- Born: June 2, 1946 Val-Paradis, Quebec
- Died: January 10, 2015 (aged 68) Montreal, Quebec
- Occupations: activist, writer
- Known for: kidnapping and murder of Pierre Laporte

= Francis Simard =

Quebec nationalist and convicted murderer

Francis Simard (June 2, 1946 – January 10, 2015) was a Quebec nationalist and convicted murderer. Simard was a member of the Chénier Cell of the Front de libération du Québec (FLQ), a group dedicated to the creation of an independent Marxist state out of the Canadian province of Quebec. Members of the group were responsible for the events known as the October Crisis.

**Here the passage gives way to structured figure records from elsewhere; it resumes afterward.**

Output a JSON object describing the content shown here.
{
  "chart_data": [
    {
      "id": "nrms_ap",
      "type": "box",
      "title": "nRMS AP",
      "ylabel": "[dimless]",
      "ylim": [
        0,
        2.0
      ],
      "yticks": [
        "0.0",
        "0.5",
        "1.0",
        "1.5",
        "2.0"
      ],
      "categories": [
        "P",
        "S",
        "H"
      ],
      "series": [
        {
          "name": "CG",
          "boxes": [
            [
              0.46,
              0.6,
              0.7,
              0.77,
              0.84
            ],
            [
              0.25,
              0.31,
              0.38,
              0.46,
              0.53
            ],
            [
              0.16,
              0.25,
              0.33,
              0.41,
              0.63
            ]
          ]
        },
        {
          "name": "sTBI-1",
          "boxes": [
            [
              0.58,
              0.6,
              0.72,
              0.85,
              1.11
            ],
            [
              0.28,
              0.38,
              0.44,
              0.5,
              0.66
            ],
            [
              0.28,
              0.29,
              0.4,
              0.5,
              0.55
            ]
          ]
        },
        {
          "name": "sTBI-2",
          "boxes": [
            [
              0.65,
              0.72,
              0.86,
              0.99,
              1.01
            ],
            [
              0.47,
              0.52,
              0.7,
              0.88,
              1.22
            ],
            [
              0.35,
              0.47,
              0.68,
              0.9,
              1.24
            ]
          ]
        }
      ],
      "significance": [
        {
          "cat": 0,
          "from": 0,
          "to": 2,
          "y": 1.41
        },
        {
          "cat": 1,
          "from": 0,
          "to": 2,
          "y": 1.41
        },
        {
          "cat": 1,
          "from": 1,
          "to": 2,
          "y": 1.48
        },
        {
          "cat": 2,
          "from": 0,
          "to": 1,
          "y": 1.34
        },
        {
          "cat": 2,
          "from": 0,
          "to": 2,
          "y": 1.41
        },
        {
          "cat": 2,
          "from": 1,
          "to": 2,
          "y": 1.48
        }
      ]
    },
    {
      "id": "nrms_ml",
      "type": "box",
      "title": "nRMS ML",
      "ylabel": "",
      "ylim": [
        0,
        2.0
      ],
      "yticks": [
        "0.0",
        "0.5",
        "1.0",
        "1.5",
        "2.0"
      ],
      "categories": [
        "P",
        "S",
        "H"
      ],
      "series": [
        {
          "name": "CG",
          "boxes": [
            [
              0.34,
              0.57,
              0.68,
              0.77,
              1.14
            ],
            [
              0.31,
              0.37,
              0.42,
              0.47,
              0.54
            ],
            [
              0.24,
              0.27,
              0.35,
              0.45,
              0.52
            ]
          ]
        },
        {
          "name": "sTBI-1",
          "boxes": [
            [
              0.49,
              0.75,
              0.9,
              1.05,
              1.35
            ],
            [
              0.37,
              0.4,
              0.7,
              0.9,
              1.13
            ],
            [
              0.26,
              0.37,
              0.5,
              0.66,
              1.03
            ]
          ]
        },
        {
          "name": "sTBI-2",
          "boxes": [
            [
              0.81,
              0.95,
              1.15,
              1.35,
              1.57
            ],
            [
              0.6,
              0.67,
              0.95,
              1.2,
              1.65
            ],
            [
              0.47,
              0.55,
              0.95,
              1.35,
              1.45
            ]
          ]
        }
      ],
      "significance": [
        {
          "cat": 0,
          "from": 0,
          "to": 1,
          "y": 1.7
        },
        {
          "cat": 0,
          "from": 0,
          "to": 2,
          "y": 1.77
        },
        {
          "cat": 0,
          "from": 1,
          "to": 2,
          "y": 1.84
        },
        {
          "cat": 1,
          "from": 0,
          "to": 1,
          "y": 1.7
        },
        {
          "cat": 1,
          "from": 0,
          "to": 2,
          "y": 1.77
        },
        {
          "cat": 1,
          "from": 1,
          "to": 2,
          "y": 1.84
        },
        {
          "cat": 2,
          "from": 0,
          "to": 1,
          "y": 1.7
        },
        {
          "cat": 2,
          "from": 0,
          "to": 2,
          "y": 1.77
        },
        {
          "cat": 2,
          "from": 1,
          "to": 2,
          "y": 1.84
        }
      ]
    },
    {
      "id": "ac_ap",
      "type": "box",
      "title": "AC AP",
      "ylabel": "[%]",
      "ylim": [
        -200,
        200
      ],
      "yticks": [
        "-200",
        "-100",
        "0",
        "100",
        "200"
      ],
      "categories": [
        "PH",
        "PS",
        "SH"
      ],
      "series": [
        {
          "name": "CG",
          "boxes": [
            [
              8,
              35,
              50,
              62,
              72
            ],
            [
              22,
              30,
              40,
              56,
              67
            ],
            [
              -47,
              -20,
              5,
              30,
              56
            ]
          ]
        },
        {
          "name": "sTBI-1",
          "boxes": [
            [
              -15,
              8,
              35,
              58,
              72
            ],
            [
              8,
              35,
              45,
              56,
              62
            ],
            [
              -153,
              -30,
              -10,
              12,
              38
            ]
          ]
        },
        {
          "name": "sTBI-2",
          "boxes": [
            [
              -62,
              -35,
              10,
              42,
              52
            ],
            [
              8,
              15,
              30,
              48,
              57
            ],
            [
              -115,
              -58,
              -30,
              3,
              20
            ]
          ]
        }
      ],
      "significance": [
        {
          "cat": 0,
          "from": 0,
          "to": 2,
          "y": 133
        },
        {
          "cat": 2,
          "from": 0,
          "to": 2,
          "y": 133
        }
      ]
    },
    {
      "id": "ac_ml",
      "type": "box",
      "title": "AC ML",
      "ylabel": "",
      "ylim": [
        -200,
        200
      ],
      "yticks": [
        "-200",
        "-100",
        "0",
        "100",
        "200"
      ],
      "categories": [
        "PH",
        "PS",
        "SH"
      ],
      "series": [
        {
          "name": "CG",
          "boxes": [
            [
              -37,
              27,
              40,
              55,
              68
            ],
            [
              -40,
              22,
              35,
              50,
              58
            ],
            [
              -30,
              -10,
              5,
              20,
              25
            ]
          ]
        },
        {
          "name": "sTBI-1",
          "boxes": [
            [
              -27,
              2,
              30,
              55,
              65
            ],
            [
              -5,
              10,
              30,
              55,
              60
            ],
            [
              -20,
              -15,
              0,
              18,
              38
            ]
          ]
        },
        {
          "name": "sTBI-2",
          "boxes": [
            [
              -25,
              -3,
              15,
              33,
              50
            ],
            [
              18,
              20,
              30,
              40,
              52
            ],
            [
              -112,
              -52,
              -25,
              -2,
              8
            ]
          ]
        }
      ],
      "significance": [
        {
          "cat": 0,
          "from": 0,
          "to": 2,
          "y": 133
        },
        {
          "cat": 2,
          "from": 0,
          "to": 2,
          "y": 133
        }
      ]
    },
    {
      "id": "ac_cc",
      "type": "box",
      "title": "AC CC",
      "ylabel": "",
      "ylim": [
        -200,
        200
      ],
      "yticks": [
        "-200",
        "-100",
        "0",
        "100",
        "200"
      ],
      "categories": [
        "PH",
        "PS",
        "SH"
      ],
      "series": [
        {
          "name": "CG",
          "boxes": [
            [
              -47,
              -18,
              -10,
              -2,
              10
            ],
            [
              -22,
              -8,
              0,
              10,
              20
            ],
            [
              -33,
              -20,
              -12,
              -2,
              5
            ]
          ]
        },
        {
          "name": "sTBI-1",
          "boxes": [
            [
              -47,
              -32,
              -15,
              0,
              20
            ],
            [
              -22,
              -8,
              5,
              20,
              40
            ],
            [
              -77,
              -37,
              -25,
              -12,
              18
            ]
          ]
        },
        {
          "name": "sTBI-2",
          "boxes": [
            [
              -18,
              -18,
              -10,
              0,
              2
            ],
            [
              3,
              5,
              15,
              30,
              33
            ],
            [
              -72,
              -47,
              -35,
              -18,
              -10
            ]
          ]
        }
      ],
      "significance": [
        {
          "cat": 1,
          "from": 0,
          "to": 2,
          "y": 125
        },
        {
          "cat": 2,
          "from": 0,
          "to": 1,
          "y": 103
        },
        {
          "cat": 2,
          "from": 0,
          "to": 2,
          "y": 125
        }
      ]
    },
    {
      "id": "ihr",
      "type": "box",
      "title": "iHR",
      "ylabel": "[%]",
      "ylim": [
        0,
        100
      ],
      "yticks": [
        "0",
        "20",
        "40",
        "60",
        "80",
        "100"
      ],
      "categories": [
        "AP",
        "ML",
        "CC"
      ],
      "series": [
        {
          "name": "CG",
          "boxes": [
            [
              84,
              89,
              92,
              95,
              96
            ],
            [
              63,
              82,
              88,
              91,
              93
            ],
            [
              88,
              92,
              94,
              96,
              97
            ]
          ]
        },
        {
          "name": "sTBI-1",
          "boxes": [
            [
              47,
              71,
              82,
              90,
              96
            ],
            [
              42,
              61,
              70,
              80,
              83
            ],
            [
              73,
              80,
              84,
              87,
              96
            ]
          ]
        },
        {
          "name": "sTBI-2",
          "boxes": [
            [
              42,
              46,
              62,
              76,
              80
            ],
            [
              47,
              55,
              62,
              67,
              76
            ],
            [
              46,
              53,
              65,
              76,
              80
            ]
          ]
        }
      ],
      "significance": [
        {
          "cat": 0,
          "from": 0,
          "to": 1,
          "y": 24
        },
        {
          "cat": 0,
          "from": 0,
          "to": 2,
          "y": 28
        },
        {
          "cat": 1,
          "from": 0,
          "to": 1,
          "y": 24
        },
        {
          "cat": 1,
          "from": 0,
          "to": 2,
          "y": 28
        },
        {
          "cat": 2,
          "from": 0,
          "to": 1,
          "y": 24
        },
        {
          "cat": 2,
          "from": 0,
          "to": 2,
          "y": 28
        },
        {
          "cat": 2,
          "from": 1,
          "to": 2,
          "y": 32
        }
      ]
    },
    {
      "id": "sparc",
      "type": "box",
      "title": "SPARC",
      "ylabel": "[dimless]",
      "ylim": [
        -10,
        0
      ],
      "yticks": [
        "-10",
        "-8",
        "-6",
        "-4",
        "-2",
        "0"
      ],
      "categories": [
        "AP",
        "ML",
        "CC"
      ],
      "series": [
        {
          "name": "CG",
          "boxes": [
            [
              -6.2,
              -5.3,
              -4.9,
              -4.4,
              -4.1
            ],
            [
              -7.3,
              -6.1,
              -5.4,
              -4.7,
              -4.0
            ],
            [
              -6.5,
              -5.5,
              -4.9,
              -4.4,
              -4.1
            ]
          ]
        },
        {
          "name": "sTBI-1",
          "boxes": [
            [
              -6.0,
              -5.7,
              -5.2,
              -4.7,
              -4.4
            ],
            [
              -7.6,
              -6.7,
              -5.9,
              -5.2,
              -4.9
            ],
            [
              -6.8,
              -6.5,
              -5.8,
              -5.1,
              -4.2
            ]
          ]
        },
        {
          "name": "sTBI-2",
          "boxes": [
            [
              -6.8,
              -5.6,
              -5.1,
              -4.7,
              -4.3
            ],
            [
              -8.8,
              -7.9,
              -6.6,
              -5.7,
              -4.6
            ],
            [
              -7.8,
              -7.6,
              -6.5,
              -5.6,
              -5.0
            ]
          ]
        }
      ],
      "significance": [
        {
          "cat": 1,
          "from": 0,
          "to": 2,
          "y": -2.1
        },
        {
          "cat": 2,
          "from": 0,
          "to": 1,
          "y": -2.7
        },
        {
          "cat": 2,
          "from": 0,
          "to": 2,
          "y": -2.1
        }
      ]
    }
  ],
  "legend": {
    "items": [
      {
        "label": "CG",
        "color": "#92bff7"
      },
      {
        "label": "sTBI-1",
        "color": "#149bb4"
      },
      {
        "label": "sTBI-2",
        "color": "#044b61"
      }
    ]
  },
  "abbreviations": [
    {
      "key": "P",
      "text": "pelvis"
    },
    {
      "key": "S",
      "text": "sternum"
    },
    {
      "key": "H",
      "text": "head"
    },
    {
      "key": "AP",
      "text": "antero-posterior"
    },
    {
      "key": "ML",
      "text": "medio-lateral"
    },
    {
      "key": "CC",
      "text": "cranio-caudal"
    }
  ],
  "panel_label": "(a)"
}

As a member of the Rassemblement pour l'indépendance nationale political party, he met Paul Rose and the two became involved in revolutionary activities in 1969 when Simard campaigned for the development of the French language in McGill University, one of Montreal's English-language universities. During what became known as the October Crisis, on October 5, 1970, members of the FLQ's Liberation Cell kidnapped the British Trade Commissioner James Cross from his Montreal home as part of a violent attempt to overthrow the elected government and to establish a Marxist Quebec state independent of Canada. On October 10, Francis Simard, along with Chenier Cell leader, Paul Rose and his brother, Jacques Rose and Bernard Lortie, kidnapped and then murdered Quebec vice premier and cabinet minister Pierre Laporte. Believing many others would follow in an uprising, their goal was to create an independent state based on the ideals of Fidel Castro's Cuba. In 1982, Simard described the murder of Laporte as "a sincere gesture to show that what we were saying was not just words."

On May 20, 1971, Simard was sentenced to life imprisonment for the murder of Pierre Laporte. He was given parole in 1982. Simard wrote a book published in 1982 about the October Crisis titled Pour en finir avec octobre. In 1994, Quebec film director Pierre Falardeau made a movie from it titled Octobre. Simard died of a ruptured aneurysm in Montreal on January 10, 2015.

== Bibliography ==

- Simard, Francis, Talking it out : the October Crisis from inside, Montreal, Guernica, 1987 (translated by David Homel)
- Simard, Francis, Pour en finir avec Octobre, Stanké, Montreal, 1982.